# Ottawa Cubing Demonstration and Competition (OCDC) unofficial competition



## antoineccantin (Sep 12, 2011)

The competiton will be held on on the 23rd October 2011 in the train room at the Canada Science and Technology Museum

The museum is located at 1867, Saint-Laurent boul. in Ottawa; the parking at the museum is free. 

Unfortunately, this is an *unofficial* competition since no WCA delegate will be attending.

Events:

Magic
Master Magic
2x2x2
3x3x3
3x3x3 OH
3x3x3 Team BLD
4x4x4
5x5x5
Megaminx
Pyraminx
Due to the short length of the competition (about 1:00 untill 4:30), the format of Megaminx and 5x5 will probably be Mean of 3, and events may be added or removed at the end of the competition

*competition page*

Included is a poll to see about how many are attending, please reply!


----------



## cubernya (Sep 12, 2011)

Live in CNY. No passport = no crossing border = no going


----------



## vcuber13 (Sep 12, 2011)

dave cant go?


----------



## antoineccantin (Sep 12, 2011)

vcuber13 said:


> dave cant go?


 
Well, we didn't actually ask him since he would have just recently come back from Bangkok, and is scheduled to organize a competition in Toronto that week (or the next).


----------



## Meep (Sep 12, 2011)

antoineccantin said:


> Well, we didn't actually ask him since he would have just recently come back from Bangkok, and is scheduled to organize a competition in Toronto that week (or the next).



It wouldn't hurt to try, IMO


----------



## antoineccantin (Sep 12, 2011)

Meep said:


> It wouldn't hurt to try, IMO


 
I guess you're right. It would be a better if it was official!


----------



## antoineccantin (Sep 12, 2011)

Meep said:


> It wouldn't hurt to try, IMO


Okay, my dad (who is doing most of the organization) does not want to


----------



## nlCuber22 (Sep 12, 2011)

It really can't hurt to ask. And you could surely do it yourself.


----------



## claudeccantin (Sep 15, 2011)

nlCuber22 said:


> It really can't hurt to ask. And you could surely do it yourself.



I am the one heading the organisation of that demo+competition. I was also instrumental at organizing NCR 2011 in Ottawa, where Dave came and "ran" 
the competition.

Dave is at the Worlds in Bangkok the previous weekend. In case you did 
not realize it, there is 11 hours difference between Bangkok and the 
Ottawa/Toronto time zone. I understand the weekend after our 
demo+competition is the first competition of the season in Toronto (not
officially announced).

Dave is busy. I would rather he come to NCR 2012 in May (where we
have much more control on the venue, what we can do, etc) than in October, immediately after a trip around the world (literally) and before his first competiton of the season. Give him time to recoup; wewant to keep him as WCA delegate.

Organising events like this take time, energy, and people. Dave does a marvellous jobs. Wedon't want to burn him out!
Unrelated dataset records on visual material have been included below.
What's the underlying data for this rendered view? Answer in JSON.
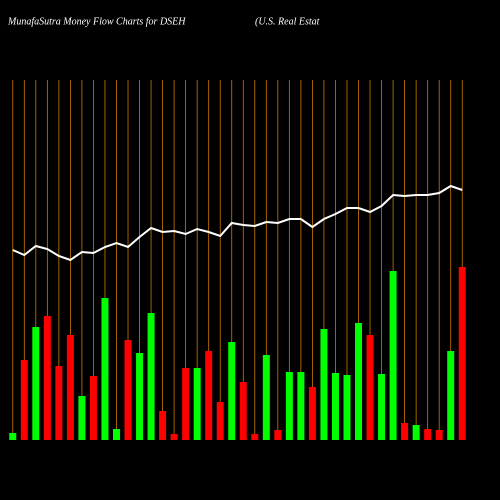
{
  "chart_data": {
    "type": "bar",
    "title": "MunafaSutra  Money Flow  Charts for DSEH",
    "subtitle": "(U.S. Real Estat",
    "categories": [
      null,
      null,
      null,
      null,
      null,
      null,
      null,
      null,
      null,
      null,
      null,
      null,
      null,
      null,
      null,
      null,
      null,
      null,
      null,
      null,
      null,
      null,
      null,
      null,
      null,
      null,
      null,
      null,
      null,
      null,
      null,
      null,
      null,
      null,
      null,
      null,
      null,
      null,
      null,
      null
    ],
    "series": [
      {
        "color": "#ff0000",
        "up_color": "#00ff00",
        "directions": [
          "up",
          "down",
          "up",
          "down",
          "down",
          "down",
          "up",
          "down",
          "up",
          "up",
          "down",
          "up",
          "up",
          "down",
          "down",
          "down",
          "up",
          "down",
          "down",
          "up",
          "down",
          "down",
          "up",
          "down",
          "up",
          "up",
          "down",
          "up",
          "up",
          "up",
          "up",
          "down",
          "up",
          "up",
          "down",
          "up",
          "down",
          "down",
          "up",
          "down"
        ],
        "values": [
          7,
          80,
          113,
          124,
          74,
          105,
          44,
          64,
          142,
          11,
          100,
          87,
          127,
          29,
          6,
          72,
          72,
          89,
          38,
          98,
          58,
          6,
          85,
          10,
          68,
          68,
          53,
          111,
          67,
          65,
          117,
          105,
          66,
          169,
          17,
          15,
          11,
          10,
          89,
          173
        ]
      },
      {
        "type": "line",
        "color": "#ffffff",
        "values": [
          190,
          185,
          194,
          191,
          184,
          180,
          188,
          187,
          193,
          197,
          193,
          203,
          212,
          208,
          209,
          206,
          211,
          208,
          204,
          217,
          215,
          214,
          218,
          217,
          221,
          221,
          213,
          221,
          226,
          232,
          232,
          228,
          234,
          245,
          244,
          245,
          245,
          247,
          254,
          250
        ]
      }
    ],
    "ylim": [
      0,
      360
    ],
    "gridline_color": "#cc7a00"
  }
}
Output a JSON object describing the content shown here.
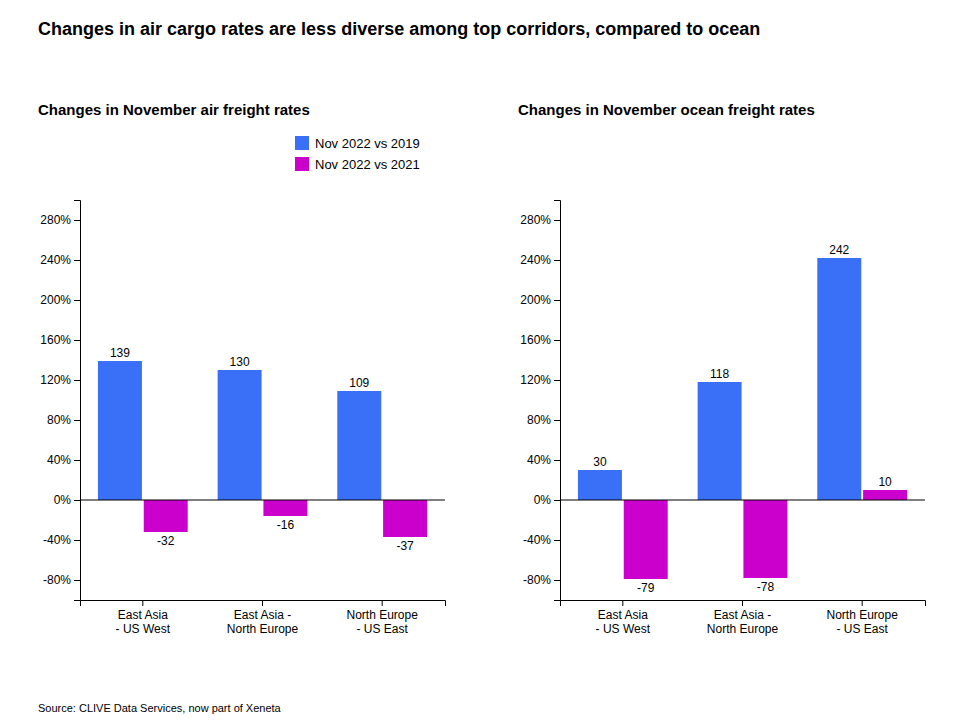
{
  "title": "Changes in air cargo rates are less diverse among top corridors, compared to ocean",
  "annotations": [
    "Source: CLIVE Data Services, now part of Xeneta"
  ],
  "chart_data": [
    {
      "type": "bar",
      "title": "Changes in November air freight rates",
      "categories": [
        "East Asia\n- US West",
        "East Asia -\nNorth Europe",
        "North Europe\n- US East"
      ],
      "series": [
        {
          "name": "Nov 2022 vs 2019",
          "color": "#3A6FF7",
          "values": [
            139,
            130,
            109
          ]
        },
        {
          "name": "Nov 2022 vs 2021",
          "color": "#CC00CC",
          "values": [
            -32,
            -16,
            -37
          ]
        }
      ],
      "ylim": [
        -100,
        300
      ],
      "yticks": [
        {
          "value": -80,
          "label": "-80%"
        },
        {
          "value": -40,
          "label": "-40%"
        },
        {
          "value": 0,
          "label": "0%"
        },
        {
          "value": 40,
          "label": "40%"
        },
        {
          "value": 80,
          "label": "80%"
        },
        {
          "value": 120,
          "label": "120%"
        },
        {
          "value": 160,
          "label": "160%"
        },
        {
          "value": 200,
          "label": "200%"
        },
        {
          "value": 240,
          "label": "240%"
        },
        {
          "value": 280,
          "label": "280%"
        }
      ],
      "grid": false,
      "legend": "upper right",
      "data_labels": true
    },
    {
      "type": "bar",
      "title": "Changes in November ocean freight rates",
      "categories": [
        "East Asia\n- US West",
        "East Asia -\nNorth Europe",
        "North Europe\n- US East"
      ],
      "series": [
        {
          "name": "Nov 2022 vs 2019",
          "color": "#3A6FF7",
          "values": [
            30,
            118,
            242
          ]
        },
        {
          "name": "Nov 2022 vs 2021",
          "color": "#CC00CC",
          "values": [
            -79,
            -78,
            10
          ]
        }
      ],
      "ylim": [
        -100,
        300
      ],
      "yticks": [
        {
          "value": -80,
          "label": "-80%"
        },
        {
          "value": -40,
          "label": "-40%"
        },
        {
          "value": 0,
          "label": "0%"
        },
        {
          "value": 40,
          "label": "40%"
        },
        {
          "value": 80,
          "label": "80%"
        },
        {
          "value": 120,
          "label": "120%"
        },
        {
          "value": 160,
          "label": "160%"
        },
        {
          "value": 200,
          "label": "200%"
        },
        {
          "value": 240,
          "label": "240%"
        },
        {
          "value": 280,
          "label": "280%"
        }
      ],
      "grid": false,
      "data_labels": true
    }
  ]
}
So for those in the Ottawa area, mark October 23rd as an excuse to meet other cubers, and participate in a friendly "competition" for a few hours, in a very public venue, amongst century-old trains.

Then, for those living further away, mark May 20th as our tentative date for NCR 2012, when we will have the formal Eastern Ontario, Western Quebec competition. For that one, we will ask Dave and CanadianCubing to come and "run" a full competition with cubes to sell, etc.

Moose


----------



## antoineccantin (Oct 24, 2011)

Competition is done. It all went pretty well.

DYK: (my first time doing these, so they won't be epic)
- 50% of the competitors registered at the door 
- Louis won everything but Magic and Master magic.
- I got second at everything but first at Magics
- If it would have been official, I would have beaten Master Magic NR single by 0.33 seconds
- At the "demo" table, somebody actually started peeling the stickers of a cube.
- Two people came from Montreal just to watch (I convinced them to participate)
- I had to use a "seat booster" for magics
- Magics where very tight since both me and Louis messed up and Andre virtually never does magic
- If I had not gotten a +2 in Master Magic, my MMagic average would have been faster than Magic


----------



## antoineccantin (Oct 28, 2011)

Results are now up!


----------